Health Care and Election Timelines

by Bruce Webb

Both sides of the Health Care debate are looking and or calculating at the effects on future elections, will including a public option play in Peoria? This I think is to misunderstand the timelines because for most people the initial passage of reform really doesn’t change anything for the next two election cycles either for better or for worse. Now it may change some future expectations about what will or will not be possible after the real Day 1 of Year 1 (as defined in the bill) but not much before. Let’s review the putative timeline.

Let’s assume the Health Care bill passes this year with a Public Option and an effective date of Jan 1, 2010. What happens?

Jan 2010. Obama nominates a Health Choices Commissioner who chances are is going to be a technocrat whose name nobody outside health care wonkery will even recognize. The name goes to the Senate and is sent to Committee. (Snooze)

Jan to Mar 2010. Obama tasked with appointing members of the Health Benefits Advisory Committee with representatives of all stakeholders. (More napping by public)

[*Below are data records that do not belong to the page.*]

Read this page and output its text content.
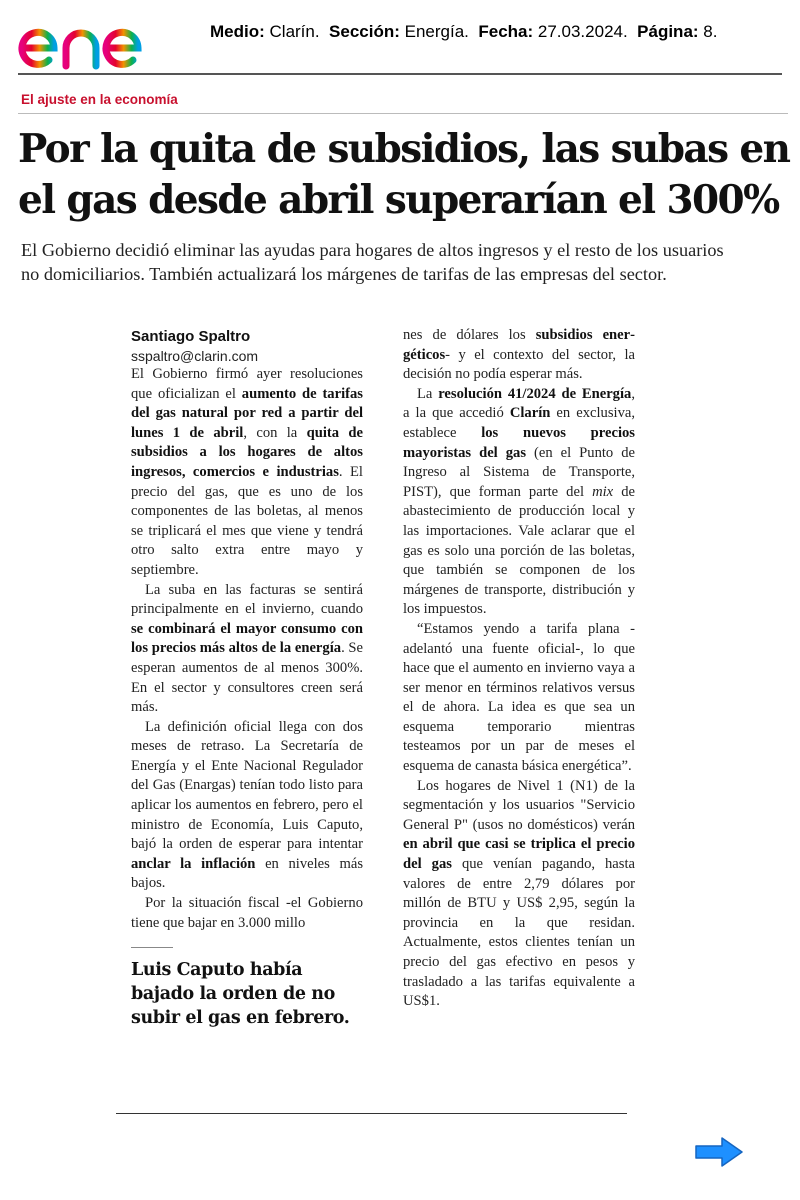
Medio: Clarín. Sección: Energía. Fecha: 27.03.2024. Página: 8.
El ajuste en la economía
Por la quita de subsidios, las subas en
el gas desde abril superarían el 300%

El Gobierno decidió eliminar las ayudas para hogares de altos ingresos y el resto de los usuarios
no domiciliarios. También actualizará los márgenes de tarifas de las empresas del sector.

Santiago Spaltro

sspaltro@clarin.com

El Gobierno firmó ayer resoluciones que oficializan el aumento de tarifas del gas natural por red a partir del lunes 1 de abril, con la quita de subsidios a los hogares de altos ingresos, comercios e industrias. El precio del gas, que es uno de los componentes de las boletas, al menos se triplicará el mes que viene y tendrá otro salto extra entre mayo y septiembre.

La suba en las facturas se sentirá principalmente en el invierno, cuando se combinará el mayor consumo con los precios más altos de la energía. Se esperan aumentos de al menos 300%. En el sector y consultores creen será más.

La definición oficial llega con dos meses de retraso. La Secretaría de Energía y el Ente Nacional Regulador del Gas (Enargas) tenían todo listo para aplicar los aumentos en febrero, pero el ministro de Economía, Luis Caputo, bajó la orden de esperar para intentar anclar la inflación en niveles más bajos.

Por la situación fiscal -el Gobierno tiene que bajar en 3.000 millo

Luis Caputo había
bajado la orden de no
subir el gas en febrero.

nes de dólares los subsidios energéticos- y el contexto del sector, la decisión no podía esperar más.

La resolución 41/2024 de Energía, a la que accedió Clarín en exclusiva, establece los nuevos precios mayoristas del gas (en el Punto de Ingreso al Sistema de Transporte, PIST), que forman parte del mix de abastecimiento de producción local y las importaciones. Vale aclarar que el gas es solo una porción de las boletas, que también se componen de los márgenes de transporte, distribución y los impuestos.

“Estamos yendo a tarifa plana -adelantó una fuente oficial-, lo que hace que el aumento en invierno vaya a ser menor en términos relativos versus el de ahora. La idea es que sea un esquema temporario mientras testeamos por un par de meses el esquema de canasta básica energética”.

Los hogares de Nivel 1 (N1) de la segmentación y los usuarios "Servicio General P" (usos no domésticos) verán en abril que casi se triplica el precio del gas que venían pagando, hasta valores de entre 2,79 dólares por millón de BTU y US$ 2,95, según la provincia en la que residan. Actualmente, estos clientes tenían un precio del gas efectivo en pesos y trasladado a las tarifas equivalente a US$1.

Mar to Dec 2010. HBA Comm meets to hammer out the details of the Essential Benefits Package. Since the broader outlines are firmly set in the bill the only chances for something dramatic will revolve around provisions about abortion. For everyone not obsessed by Pro-Life issues not much to seize on.

Jan 2011. HBA Comm delivers recommendation to now confirmed Health Choices Commissioner. Public opens eyes and realizes that the 2010 mid-terms came and went.

June 2011. Deadline for the Commissioner to get guidelines through comment and publication requirements. Ho-hum.

July 2011 to Dec 2012. Contract negotiation between insurance companies and the Commissioner, near the end of this period private companies and the public option are marketing their plans but not actually having them in effect.

Jan 2013. Insurance Exchange opens it doors and individuals and employers start exercising options. Hey wait, we already had the Presidential election!

But through this whole process nothing really changes for anyone. If you have good insurance you will have it, if you have crappy insurance you will have that, if you don’t have insurance you will still be out of luck though maybe counting the days and saving the pennies so you can buy into an Exchange elgible plan. What I don’t see is any galvanizing event for voters. In this scenario the details of the plan will be old-hat by Nov 2010 and nobody will have been forced into anything. And this is pretty much still true by Nov. 2012, any dire change due to the plan will still be theoretical. So why should Congressmen be scared about constituent reaction? Do they really believe people will continue to be stirred up by a done deal? Right now people are being agitated or getting agitated by something quite unknown to them. Once it is in the form of legislation signed by the President and in the hands of appointed bureaucrats I see all the steam leaking out of the boiler. It’s not like the Death Panels convene the day after Obama signs the bill.